Slava

Born Mstislav Leopoldovich Rostropovich, nicknamed 'Slava', on March 27, 1927, the son and grandson of cellists became a noted cellist, pianist, conductor and political figure. Rostropovich became a symbol for struggle against oppression. A representative for the power of music.

He made his concert debut at age 13. Before he was 30 years old he had been awarded the State Stalin's prize in recognition of his numerous competition victories. He was close friends with Shostakovich, Prokofiev and Benjamin Britten who all composed for the talented musician helping him to make his musical mark on the world.

However, it was his friendship with dissident writer Alexksandr Solzhenitsyn that began to make his mark as a powerful world political figure.

In 1969 Solzhenitsyn was wanted by Soviet authorities. Rostropovich and his wife, Galina Vishnevskaya made a plan to have Solzhenitsyn stay at their dacha outside of Moscow. When this was discovered, authorities were furious with the cellist. In retribution they banned Rostropovich from all international tours and even from performances within the Soviet Union. All of this reduced his income to only that from his teaching.
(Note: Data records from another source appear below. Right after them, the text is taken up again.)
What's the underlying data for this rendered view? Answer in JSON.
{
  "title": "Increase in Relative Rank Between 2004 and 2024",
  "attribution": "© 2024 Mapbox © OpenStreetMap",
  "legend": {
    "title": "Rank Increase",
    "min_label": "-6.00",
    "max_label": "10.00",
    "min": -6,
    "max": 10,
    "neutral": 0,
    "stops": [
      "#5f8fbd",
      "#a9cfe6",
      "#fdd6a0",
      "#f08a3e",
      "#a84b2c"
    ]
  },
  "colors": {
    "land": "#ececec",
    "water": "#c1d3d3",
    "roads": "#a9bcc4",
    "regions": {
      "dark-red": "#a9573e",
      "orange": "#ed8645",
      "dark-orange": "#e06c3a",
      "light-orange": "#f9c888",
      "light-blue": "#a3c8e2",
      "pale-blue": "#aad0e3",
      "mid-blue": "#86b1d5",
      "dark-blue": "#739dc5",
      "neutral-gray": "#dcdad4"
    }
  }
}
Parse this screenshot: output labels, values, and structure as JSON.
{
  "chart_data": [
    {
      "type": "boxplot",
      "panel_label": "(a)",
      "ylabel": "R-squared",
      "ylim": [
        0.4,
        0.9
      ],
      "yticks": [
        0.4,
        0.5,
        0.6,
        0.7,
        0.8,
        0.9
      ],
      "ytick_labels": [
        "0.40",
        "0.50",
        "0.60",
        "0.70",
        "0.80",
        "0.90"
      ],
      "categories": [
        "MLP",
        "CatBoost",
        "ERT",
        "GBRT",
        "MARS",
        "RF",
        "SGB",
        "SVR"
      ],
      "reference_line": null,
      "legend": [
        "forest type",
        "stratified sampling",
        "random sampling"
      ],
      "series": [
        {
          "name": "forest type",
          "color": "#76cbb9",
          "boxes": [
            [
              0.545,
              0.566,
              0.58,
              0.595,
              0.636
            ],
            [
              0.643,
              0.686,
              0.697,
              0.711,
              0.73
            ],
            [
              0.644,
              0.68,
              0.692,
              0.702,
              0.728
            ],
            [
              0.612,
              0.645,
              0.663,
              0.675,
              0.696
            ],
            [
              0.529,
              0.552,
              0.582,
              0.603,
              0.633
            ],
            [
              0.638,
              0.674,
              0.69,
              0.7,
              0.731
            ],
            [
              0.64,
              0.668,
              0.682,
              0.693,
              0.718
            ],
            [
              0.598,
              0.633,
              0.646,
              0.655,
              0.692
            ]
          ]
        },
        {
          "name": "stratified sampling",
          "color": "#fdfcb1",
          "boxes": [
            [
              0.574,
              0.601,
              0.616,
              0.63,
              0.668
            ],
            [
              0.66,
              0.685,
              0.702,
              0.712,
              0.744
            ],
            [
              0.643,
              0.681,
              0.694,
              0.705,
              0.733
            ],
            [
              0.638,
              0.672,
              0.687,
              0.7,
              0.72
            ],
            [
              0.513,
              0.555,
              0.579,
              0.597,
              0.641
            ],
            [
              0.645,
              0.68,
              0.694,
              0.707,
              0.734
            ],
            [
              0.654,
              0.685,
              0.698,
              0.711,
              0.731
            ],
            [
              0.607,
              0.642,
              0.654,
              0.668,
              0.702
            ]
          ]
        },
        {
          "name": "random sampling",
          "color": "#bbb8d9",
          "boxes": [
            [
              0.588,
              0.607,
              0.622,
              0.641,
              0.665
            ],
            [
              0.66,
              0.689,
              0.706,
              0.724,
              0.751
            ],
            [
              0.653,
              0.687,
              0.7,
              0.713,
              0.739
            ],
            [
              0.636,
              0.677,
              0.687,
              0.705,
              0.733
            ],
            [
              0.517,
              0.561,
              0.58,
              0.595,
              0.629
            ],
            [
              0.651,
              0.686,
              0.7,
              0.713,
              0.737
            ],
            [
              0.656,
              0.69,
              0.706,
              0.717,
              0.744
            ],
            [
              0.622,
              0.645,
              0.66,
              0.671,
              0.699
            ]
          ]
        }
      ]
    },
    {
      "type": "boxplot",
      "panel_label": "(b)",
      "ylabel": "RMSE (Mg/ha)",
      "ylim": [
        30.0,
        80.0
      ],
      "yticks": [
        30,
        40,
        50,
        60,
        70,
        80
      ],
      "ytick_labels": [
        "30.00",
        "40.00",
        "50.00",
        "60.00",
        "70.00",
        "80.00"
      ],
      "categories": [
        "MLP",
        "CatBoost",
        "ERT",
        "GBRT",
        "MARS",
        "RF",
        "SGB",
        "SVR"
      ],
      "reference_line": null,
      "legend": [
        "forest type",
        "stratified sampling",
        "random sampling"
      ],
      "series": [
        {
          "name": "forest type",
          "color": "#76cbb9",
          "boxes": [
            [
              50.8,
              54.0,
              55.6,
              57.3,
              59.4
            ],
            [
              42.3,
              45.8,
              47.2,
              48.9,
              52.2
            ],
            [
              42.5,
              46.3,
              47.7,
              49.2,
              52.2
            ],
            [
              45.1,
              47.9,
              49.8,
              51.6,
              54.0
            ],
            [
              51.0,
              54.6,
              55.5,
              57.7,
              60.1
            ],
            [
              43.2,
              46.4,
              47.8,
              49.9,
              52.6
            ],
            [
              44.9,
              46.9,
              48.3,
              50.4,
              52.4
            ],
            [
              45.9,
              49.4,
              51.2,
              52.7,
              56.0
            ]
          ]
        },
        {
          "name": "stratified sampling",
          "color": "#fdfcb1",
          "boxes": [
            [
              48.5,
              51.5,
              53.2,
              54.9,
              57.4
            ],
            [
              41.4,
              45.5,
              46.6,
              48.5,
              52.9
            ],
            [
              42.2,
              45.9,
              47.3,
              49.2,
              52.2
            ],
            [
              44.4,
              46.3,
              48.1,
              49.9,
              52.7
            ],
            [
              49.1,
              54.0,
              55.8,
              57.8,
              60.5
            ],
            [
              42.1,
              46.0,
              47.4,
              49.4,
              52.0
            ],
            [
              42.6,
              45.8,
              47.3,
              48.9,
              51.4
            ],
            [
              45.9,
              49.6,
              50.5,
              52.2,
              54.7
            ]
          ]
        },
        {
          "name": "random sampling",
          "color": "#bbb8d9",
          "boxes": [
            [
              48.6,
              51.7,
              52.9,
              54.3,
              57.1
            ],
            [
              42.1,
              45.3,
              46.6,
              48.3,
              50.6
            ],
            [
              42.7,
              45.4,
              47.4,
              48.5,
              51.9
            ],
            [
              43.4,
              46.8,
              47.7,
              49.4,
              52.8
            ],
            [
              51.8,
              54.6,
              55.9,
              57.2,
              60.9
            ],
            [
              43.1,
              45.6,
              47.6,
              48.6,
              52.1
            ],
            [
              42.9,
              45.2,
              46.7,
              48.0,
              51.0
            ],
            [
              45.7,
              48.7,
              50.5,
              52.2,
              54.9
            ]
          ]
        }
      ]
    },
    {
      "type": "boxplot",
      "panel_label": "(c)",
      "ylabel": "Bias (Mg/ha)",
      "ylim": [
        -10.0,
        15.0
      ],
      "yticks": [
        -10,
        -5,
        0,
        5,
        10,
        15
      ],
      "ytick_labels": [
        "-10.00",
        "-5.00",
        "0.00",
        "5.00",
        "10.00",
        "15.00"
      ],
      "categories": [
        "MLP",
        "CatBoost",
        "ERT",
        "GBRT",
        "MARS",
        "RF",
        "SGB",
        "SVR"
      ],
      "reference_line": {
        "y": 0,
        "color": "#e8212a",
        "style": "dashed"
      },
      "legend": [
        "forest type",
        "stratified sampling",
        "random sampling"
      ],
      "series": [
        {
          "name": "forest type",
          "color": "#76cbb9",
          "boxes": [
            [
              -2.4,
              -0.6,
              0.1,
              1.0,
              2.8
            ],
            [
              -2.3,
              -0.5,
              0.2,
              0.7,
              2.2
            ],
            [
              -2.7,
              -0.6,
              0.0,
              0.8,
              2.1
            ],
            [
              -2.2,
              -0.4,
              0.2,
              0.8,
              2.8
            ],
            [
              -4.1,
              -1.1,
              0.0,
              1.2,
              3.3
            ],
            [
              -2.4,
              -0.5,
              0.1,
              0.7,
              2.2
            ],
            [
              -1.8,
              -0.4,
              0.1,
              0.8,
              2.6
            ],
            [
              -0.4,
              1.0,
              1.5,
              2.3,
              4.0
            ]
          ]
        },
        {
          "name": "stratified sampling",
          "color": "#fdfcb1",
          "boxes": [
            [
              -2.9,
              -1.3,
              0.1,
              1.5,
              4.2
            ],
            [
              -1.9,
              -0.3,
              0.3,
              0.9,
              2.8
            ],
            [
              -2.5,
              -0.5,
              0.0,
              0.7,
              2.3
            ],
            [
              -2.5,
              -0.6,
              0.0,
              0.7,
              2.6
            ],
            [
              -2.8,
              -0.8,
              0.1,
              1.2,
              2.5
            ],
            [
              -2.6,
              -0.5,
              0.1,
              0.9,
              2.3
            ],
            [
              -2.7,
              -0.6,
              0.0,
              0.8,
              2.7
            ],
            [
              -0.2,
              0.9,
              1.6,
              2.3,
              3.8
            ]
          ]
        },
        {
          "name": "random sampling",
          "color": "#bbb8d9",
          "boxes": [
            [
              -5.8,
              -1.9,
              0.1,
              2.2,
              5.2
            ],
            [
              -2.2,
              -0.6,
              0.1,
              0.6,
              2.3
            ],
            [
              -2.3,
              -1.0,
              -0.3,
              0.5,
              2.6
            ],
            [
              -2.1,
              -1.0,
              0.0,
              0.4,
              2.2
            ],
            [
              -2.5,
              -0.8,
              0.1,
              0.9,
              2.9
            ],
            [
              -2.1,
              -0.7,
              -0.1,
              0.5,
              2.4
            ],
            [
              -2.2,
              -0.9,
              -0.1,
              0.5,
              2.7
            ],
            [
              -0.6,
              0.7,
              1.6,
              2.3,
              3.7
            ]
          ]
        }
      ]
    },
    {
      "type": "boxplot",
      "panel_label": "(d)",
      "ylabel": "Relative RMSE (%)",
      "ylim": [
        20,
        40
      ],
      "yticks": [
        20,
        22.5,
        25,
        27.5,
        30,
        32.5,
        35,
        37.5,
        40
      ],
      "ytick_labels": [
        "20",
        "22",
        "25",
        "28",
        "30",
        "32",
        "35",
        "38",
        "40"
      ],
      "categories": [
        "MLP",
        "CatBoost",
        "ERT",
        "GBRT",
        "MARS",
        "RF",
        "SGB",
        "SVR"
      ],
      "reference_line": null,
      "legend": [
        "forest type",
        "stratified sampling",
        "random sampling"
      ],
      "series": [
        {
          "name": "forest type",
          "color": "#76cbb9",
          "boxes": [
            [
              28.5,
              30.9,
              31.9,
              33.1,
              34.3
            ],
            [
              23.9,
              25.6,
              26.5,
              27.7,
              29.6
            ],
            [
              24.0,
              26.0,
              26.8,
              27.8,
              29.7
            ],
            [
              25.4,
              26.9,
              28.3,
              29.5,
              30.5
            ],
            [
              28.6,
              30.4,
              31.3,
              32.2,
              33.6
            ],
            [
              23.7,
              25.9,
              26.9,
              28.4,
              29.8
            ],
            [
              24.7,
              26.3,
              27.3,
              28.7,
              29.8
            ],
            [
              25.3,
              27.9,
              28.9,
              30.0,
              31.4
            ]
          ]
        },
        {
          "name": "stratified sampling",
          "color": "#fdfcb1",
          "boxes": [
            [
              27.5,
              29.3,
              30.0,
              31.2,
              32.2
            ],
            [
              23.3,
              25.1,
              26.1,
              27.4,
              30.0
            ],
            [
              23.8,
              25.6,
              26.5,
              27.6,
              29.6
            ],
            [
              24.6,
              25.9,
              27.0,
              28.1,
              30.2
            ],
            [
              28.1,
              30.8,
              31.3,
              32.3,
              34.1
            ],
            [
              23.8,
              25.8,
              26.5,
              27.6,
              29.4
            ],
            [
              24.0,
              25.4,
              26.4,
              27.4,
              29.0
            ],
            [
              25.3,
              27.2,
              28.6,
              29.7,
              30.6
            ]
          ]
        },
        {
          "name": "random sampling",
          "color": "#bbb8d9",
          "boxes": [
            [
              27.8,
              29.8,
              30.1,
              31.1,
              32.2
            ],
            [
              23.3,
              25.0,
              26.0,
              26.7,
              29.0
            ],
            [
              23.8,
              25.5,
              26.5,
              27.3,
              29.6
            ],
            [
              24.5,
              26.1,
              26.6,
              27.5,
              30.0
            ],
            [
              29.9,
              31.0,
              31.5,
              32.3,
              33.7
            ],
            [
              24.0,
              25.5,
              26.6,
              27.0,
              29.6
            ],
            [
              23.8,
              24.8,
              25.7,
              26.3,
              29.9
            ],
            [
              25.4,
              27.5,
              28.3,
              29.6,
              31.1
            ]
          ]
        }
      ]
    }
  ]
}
After years of punishment and argument with the government; Rostropovich, his family - consisting of his wife and two daughters - defected to the United States. Leonid Brezhnev immediately revoked his citizenship.

While he missed his friends, the home of his birth, he was free here and in 1977 became the music director of the National Symphony Orchestra in Washington, DC. While in the United States Rostropovich toured, taught (one student being Jacqueline Dupre) made recordings and solidified his position as the best cellist of his time.

His activism for a free society continued. In 1989 Rostropovich sat quietly and played the Bach Unaccompanied Cello Suites in the rubble after the fall of the Berlin Wall.

Gorbachev restored Rostropovich's citizenship in 1990 and he returned during the collapse of the Soviet Union. Back in his homeland he worked with Russian president Boris Yeltsin in the coup against hardline communism. In free Russia he began to speak out about political freedoms. He and his wife established the Vishnevskaya-Rostropovich Foundation to improve the health care for all Russian children.

Slava was laid to rest in Moscow at age 80. Among the many awards and medals he had received were the Order of Service to the Fatherland medal of Russia, Presidential Medal of Freedom, (in the United States) and the Defender of Free Russia medal in 1993.

 

 

“The Ultimate measure of a man is not where he stands in moments of comfort and convenience, but where he stands at times of challenge and controversy.”                          Martin Luther King Jr.

 

There is much to be learned from the past.